Wednesday, October 29, 2008

That Ad Says What?

I’m not a big fan of adultery. Don’t believe me?

My friend Pen was having a bit of a sleep, and the dream that filtered through was of Pen having (no doubt) deep and meaningful conversation with a certain married actor. Apparently, this moment of great intellectual discourse with the man who once played someone tall, dark and spooky became… um… romantic. But just as she was moving from osculating to something a bit more horizontal, she stopped. And she told him “no, I can’t.” Why? She claims to have heard a little voice in her head saying “this is wrong—he’s married”. That’s right. She heard me. From that day on, she has referred to me as “Kate, the Fantasy Killer”. It’s a moniker I take great pride in, mostly because I like to be difficult (t-shirts will be available in the lobby). For some reason, she was slightly less amused that I’m moralizing in her dreams, but hey… we’ve all got a calling.

Anyway, with certain exceptions (and I’m betting some of you can figure out what those are), I’m not someone who is going to enable that kind of extracurricular activity. So, imagine my shock when I saw this ad running on my blog about the lovely and talented Bonnie Hunt, courtesy of Google:



Nice. How about an ad that says:

  • “Married, but feel unfulfilled—talk to your spouse”

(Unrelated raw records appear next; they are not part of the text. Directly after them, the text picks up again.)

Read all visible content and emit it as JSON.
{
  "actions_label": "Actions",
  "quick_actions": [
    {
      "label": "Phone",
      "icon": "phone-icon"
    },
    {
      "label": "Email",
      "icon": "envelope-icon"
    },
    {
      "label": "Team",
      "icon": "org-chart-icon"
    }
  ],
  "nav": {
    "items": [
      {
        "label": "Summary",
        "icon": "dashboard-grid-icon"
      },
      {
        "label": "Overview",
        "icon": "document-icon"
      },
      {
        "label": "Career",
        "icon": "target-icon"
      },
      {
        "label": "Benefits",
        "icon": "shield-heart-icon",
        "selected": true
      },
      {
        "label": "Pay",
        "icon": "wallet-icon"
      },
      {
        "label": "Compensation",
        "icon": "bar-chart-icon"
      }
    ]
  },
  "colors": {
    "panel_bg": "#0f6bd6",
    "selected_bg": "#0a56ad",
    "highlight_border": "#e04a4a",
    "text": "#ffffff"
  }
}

  • “Married, but feel unfulfilled because you are a selfish bastard”

  • “Married, but think the world is yours to screw with because you’re completely entitled to be the center of the universe”

  • “Married, but you don’t think the rules apply to you”

  • “Married, but took those vows to be more like helpful suggestions than anything truly binding”

  • “Married, but because she’s working, taking care of the kids and the house, she didn’t spend enough time oooh and ahhhhing over your stupid court case-- so you think it’s ok to hook up with someone who will be more suitably impressed with you?”

  • “Married, but like the idea of splitting everything you own because you live in a community property state”

  • “Married, but miss the possibility of catching an STD that makes your dick shrivel”

  • “Married, but your picture of your life always involved someone much younger and blonde, and what the heck, you’ve earned her”

  • “Married, but getting a promotion, and your current wife doesn’t match your new office”




Kate, The Fantasy Killer (and just slightly disgusted)


6 comments:

danielletbd said...

But you have to look at the fine print there: Meet Married WOMEN. So obviously the women are feeling just as unfulfilled in their marriages and are signing up for the same service (or it's all a big act, like those sex hotlines where they just say whatever you want to hear). And if that's the case, yeah it's sad, and yeah it's morally questionable, but just because they're married doesn't mean they're dead, and if they're unhappy they should have a shot to reverse that. IMO, they should leave the marriage first so that it's not adultery, but some people are so weird about that! If both are sins in the eyes of the church, which is the lesser of two evils?

Kate, Dating in LA said...

LOL!! Yeah, I would never advocate staying in a bad marriage (and there is no doubt that women are also engaging in this bad behavior). But to me, if you are going to cheat, particularly in a systematic, planned way like this, get out of that marriage and then do what you want. LD emailed me last night and said that there is actually a service like this that does adverts on the radio!! I mean, people really have no shame.

Cari Turley said...

Yeah, I've seen that ad, too. So gross. :(

Kate, Dating in LA said...

Cari,
My friend just told me that she has seen television ads now for this type of service. She said the first time she saw it, she kept waiting for the punchline because she thought she'd hit an old episode of SNL. Crazy, crazy world.

Helen said...

I have to agree that the cheating thing is just wrong. If you and your spouse happen to have some sort of arrangement, then that's fine--lucky you! If you feel your needs are not being met in your relationship the first thing you should do is TELL YOUR SPOUSE WHAT THOSE NEEDS ARE. People have a crazy notion that their significant other should know via telepathy or instinct what they want so they don't ask. Then they get put out that they aren't getting what they need. Which leads to the justification that he or she "doesn't really care about me so I'm must looking for someone who does." If you find they really don't care about your needs, then end the relationship and move on. Look, I'm the first to admit that the idea of monogamy may not really be possible for homo sapiens. On the other hand, if what you're doing involves lying to the person to whom you once pledged eternal love, it's the wrong thing to do.

Kate, Dating in LA said...

Helen-
Wait? Did you say talk through your problems with your spouse before you cheat? That's crazy talk! ;) Yeah, it would be nice. And to a certain extent, I think both sides (male and female) expect our feelings and thoughts to be so obvious that the other should just "get" them. But it does seem like guys are ready to find certain fixes outside a relationship faster than the women involved.